= Monotenure =

Monotenure is a planning term relating to the land tenure of a development or neighbourhood.
==Definition==
There are generally three types of residential land tenure within the built environment: private sector housing (also known as market housing), social housing, and intermediate (or shared ownership) housing. The term monotenure can be applied to an area where any of these three types of tenures are prevalent; however, the term is generally used to apply to areas where social housing is the primary tenure.

'Monotenure' areas generally relate to the most poverty stricken areas within an urban area, suffering from higher levels of crime, fear of crime, economic deprivation, and social exclusion.
==History==
In recent years, governments in the United States and United Kingdom have targeted social tenure neighbourhoods for 'regeneration', with a primary aim of converting some or all of the social housing into private sector housing.

In the UK, the majority of monotenure neighbourhoods were formed post World War II, when the Government undertook a programme of slum clearance.
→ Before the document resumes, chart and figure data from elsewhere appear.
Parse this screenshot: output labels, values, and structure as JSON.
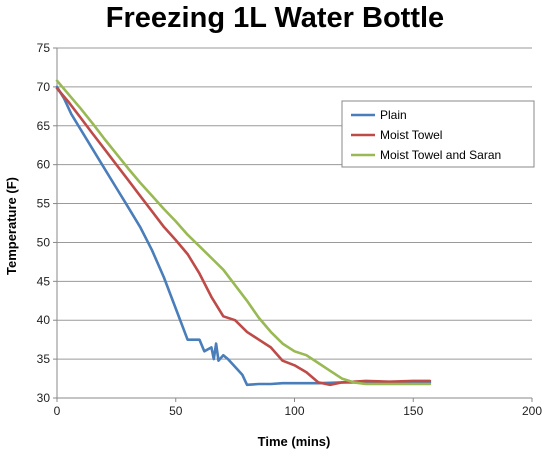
{
  "chart_data": {
    "type": "line",
    "title": "Freezing 1L Water Bottle",
    "xlabel": "Time (mins)",
    "ylabel": "Temperature (F)",
    "xlim": [
      0,
      200
    ],
    "ylim": [
      30,
      75
    ],
    "xticks": [
      0,
      50,
      100,
      150,
      200
    ],
    "yticks": [
      30,
      35,
      40,
      45,
      50,
      55,
      60,
      65,
      70,
      75
    ],
    "grid": "horizontal",
    "legend_position": "upper-right",
    "series": [
      {
        "name": "Plain",
        "color": "#4a7ebb",
        "x": [
          0,
          3,
          6,
          10,
          15,
          20,
          25,
          30,
          35,
          40,
          45,
          50,
          55,
          60,
          62,
          65,
          66,
          67,
          68,
          70,
          72,
          75,
          78,
          80,
          85,
          90,
          95,
          100,
          105,
          110,
          120,
          130,
          140,
          150,
          157
        ],
        "y": [
          70,
          68.5,
          66.5,
          64.5,
          62,
          59.5,
          57,
          54.5,
          52,
          49,
          45.5,
          41.5,
          37.5,
          37.5,
          36,
          36.5,
          35,
          37,
          34.8,
          35.5,
          35,
          34,
          33,
          31.7,
          31.8,
          31.8,
          31.9,
          31.9,
          31.9,
          31.9,
          32,
          32,
          32,
          32,
          32
        ]
      },
      {
        "name": "Moist Towel",
        "color": "#be4b48",
        "x": [
          0,
          5,
          10,
          15,
          20,
          25,
          30,
          35,
          40,
          45,
          50,
          55,
          60,
          65,
          70,
          75,
          80,
          85,
          90,
          95,
          100,
          105,
          110,
          115,
          120,
          130,
          140,
          150,
          157
        ],
        "y": [
          69.8,
          68,
          66,
          64,
          62,
          60,
          58,
          56,
          54,
          52,
          50.3,
          48.5,
          46,
          43,
          40.5,
          40,
          38.5,
          37.5,
          36.5,
          34.8,
          34.2,
          33.3,
          32,
          31.7,
          32,
          32.2,
          32.1,
          32.2,
          32.2
        ]
      },
      {
        "name": "Moist Towel and Saran",
        "color": "#98b954",
        "x": [
          0,
          5,
          10,
          15,
          20,
          25,
          30,
          35,
          40,
          45,
          50,
          55,
          60,
          65,
          70,
          75,
          80,
          85,
          90,
          95,
          100,
          105,
          110,
          115,
          120,
          125,
          130,
          140,
          150,
          157
        ],
        "y": [
          70.8,
          69,
          67.2,
          65.3,
          63.3,
          61.4,
          59.5,
          57.7,
          56,
          54.3,
          52.7,
          51,
          49.5,
          48,
          46.5,
          44.5,
          42.5,
          40.3,
          38.5,
          37,
          36,
          35.5,
          34.5,
          33.5,
          32.5,
          32,
          31.8,
          31.8,
          31.8,
          31.8
        ]
      }
    ]
  }
}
Since the 1970s, the UK government has restricted funding for social housing projects. This has also impacted upon the existing housing stock, which has often fallen into disrepair. Many Councils are now seeking to address the problems of monotenure neighbourhoods through estate renewal. Private sector housing is used to not only fund the development but also to address the monotenure nature of the neighbourhood and create a more 'mixed' community. This dilution of public sector housing is considered to lead to more sustainable and successful communities. In addition, the provision and sale of private sector housing can be used to fund improvements to the existing public sector housing. Monies for the improvement of social housing have dried up in recent years and it is anticipated that future improvements to social housing will only be achieved through the provision of private sector housing.